Posted on April 8, 2013
The words “holy” and “sacred” are sometimes used interchangeably. I don’t think this should be the case, as there is a huge difference between the two. Sacred comes from the Latin, “sacrum.” You might recognize that “sacrum” is also the name of the bones in your pelvis. The ancient Romans called this part of the human body “sacred.” It is where the reproductive organs are, and, particularly in the female, it is from where life springs.
Thus, as one line of thinking goes, the sacred was recognized as something that had to be protected and secured. That is an excellent picture, actually, of how we employ sacredness. Human beings create sacred rituals that draw lines, build barriers, and protect and secure our space and turf. We feel we have to keep everything that is perceived as a threat on the outside, so as to guard our life and our future.
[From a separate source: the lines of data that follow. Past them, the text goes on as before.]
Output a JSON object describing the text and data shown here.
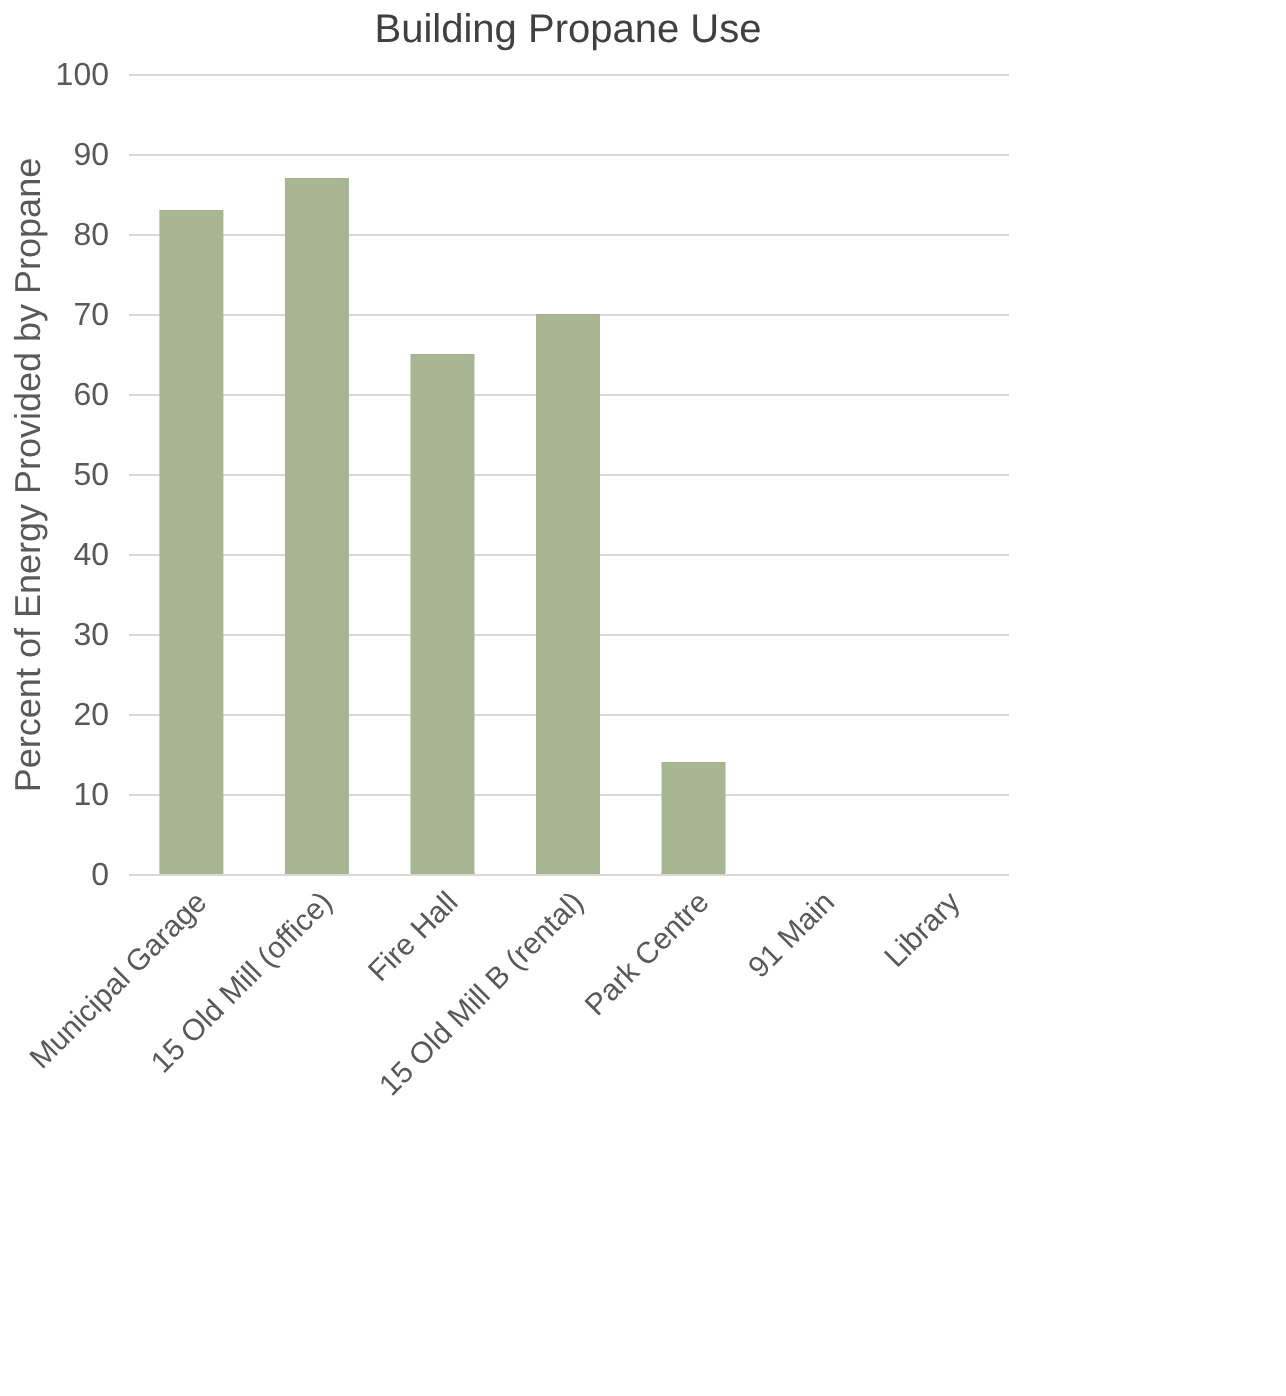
{
  "chart_data": {
    "type": "bar",
    "title": "Building Propane Use",
    "ylabel": "Percent of Energy Provided by Propane",
    "categories": [
      "Municipal Garage",
      "15 Old Mill (office)",
      "Fire Hall",
      "15 Old Mill B (rental)",
      "Park Centre",
      "91 Main",
      "Library"
    ],
    "values": [
      83,
      87,
      65,
      70,
      14,
      0,
      0
    ],
    "color": "#a7b592",
    "ylim": [
      0,
      100
    ],
    "yticks": [
      0,
      10,
      20,
      30,
      40,
      50,
      60,
      70,
      80,
      90,
      100
    ],
    "grid": "y"
  }
}
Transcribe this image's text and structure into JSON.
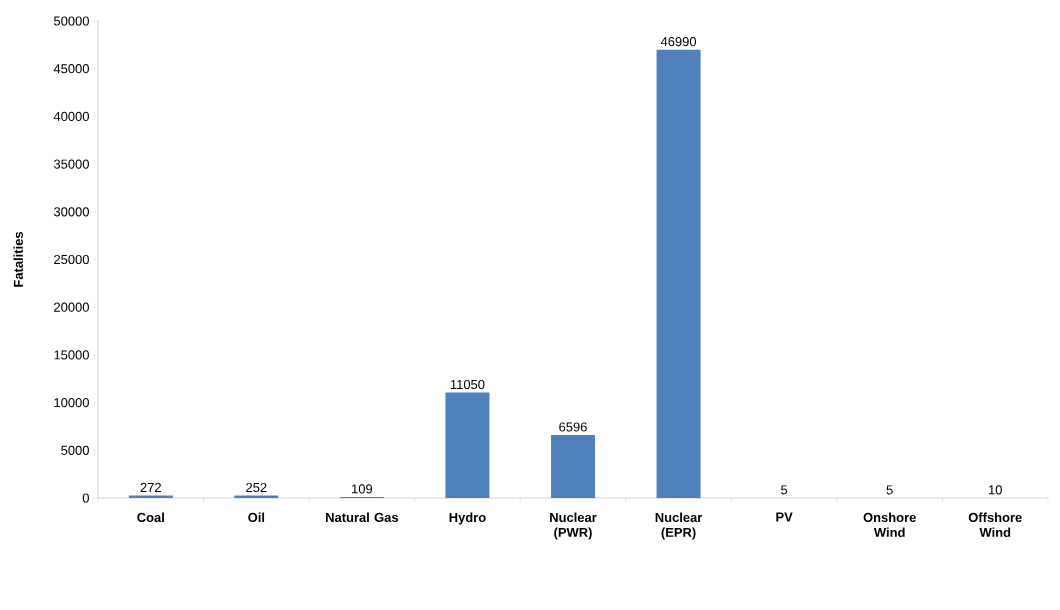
{
  "chart_data": {
    "type": "bar",
    "ylabel": "Fatalities",
    "categories": [
      "Coal",
      "Oil",
      "Natural Gas",
      "Hydro",
      "Nuclear (PWR)",
      "Nuclear (EPR)",
      "PV",
      "Onshore Wind",
      "Offshore Wind"
    ],
    "values": [
      272,
      252,
      109,
      11050,
      6596,
      46990,
      5,
      5,
      10
    ],
    "color": "#4f81bd",
    "ylim": [
      0,
      50000
    ],
    "yticks": [
      0,
      5000,
      10000,
      15000,
      20000,
      25000,
      30000,
      35000,
      40000,
      45000,
      50000
    ],
    "data_labels": true,
    "grid": false
  }
}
A quick example: Not long ago I was preparing to speak at a church and had my always handy coffee cup with me. Without any thought, I sat it down on the pulpit while I was reviewing my sermon notes. This church had more than a lectern or podium. It was truly the “sacred desk.”
A person came up to me and said, “I would appreciate it if you removed your cup. This furniture is sacred.” I complied but then added, “Yes, it is ‘sacred,’ but do you know why? Because it has been designated so by a church committee, not by God. God’s holiness is not violated by a Styrofoam cup” (I didn’t mean to be snarky, but I don’t think this person became a fan).
And a second example: During one of my pastorates we moved from a shabby little storefront building to a beautiful, magnificent sanctuary. It was an incredible upgrade with actual pews, a baptistery, a steeple, and some other sacred things. In our old location we had been picking up children in our little church van and bringing them to worship. These little people were tornadoes. Turned loose in an empty room, they would find something to destroy. When we moved to our new building we kept picking up these children, but I knew it would not last.
During our first week of Vacation Bible School in the new building one of the church mothers retrieved me from my office. She was enraged. “I need you to come with me right now!” she said. She took me to a hallway, pointed at the wall, and asked, “What are we going to do about that?”
Two and a half feet above the floor was a swatch of dirt staining the white wall. It ran down the entire length of the hallway stopping at one of the classroom doors. A classroom of these “dirty bus kids” had all run their hands down the wall as they walked to class, that’s all. But I knew then that there would be no place for them in our new space.
The sacred is the ritualistic space, community, and people-dividing behavior of human beings. The holy, however, is something completely different. Something holy is something that is “whole.” The root word is “health.” In other words, holiness is something that cannot be divided. It is something that is complete, unbroken, and intact.
Thus, holiness is not something defined by lines of segregation or by different shades of acceptance. It is defined by openness and welcome. The holy doesn’t alienate, it invites. The holy doesn’t separate, it welcomes. The holy doesn’t divide, it embraces.
Whereas what is sacred is a small restricted space that must be sheltered and guarded, the old Norse word for “holy” means “a large living room,” where people are made to feel very much at home. I pray that God makes us holy: Whole, healthy, welcoming people! But I also pray that he never allow us to become a sacred people, for when we lose our ability to be hospitable, inviting the outsider in, we have lost our unique witness in the world.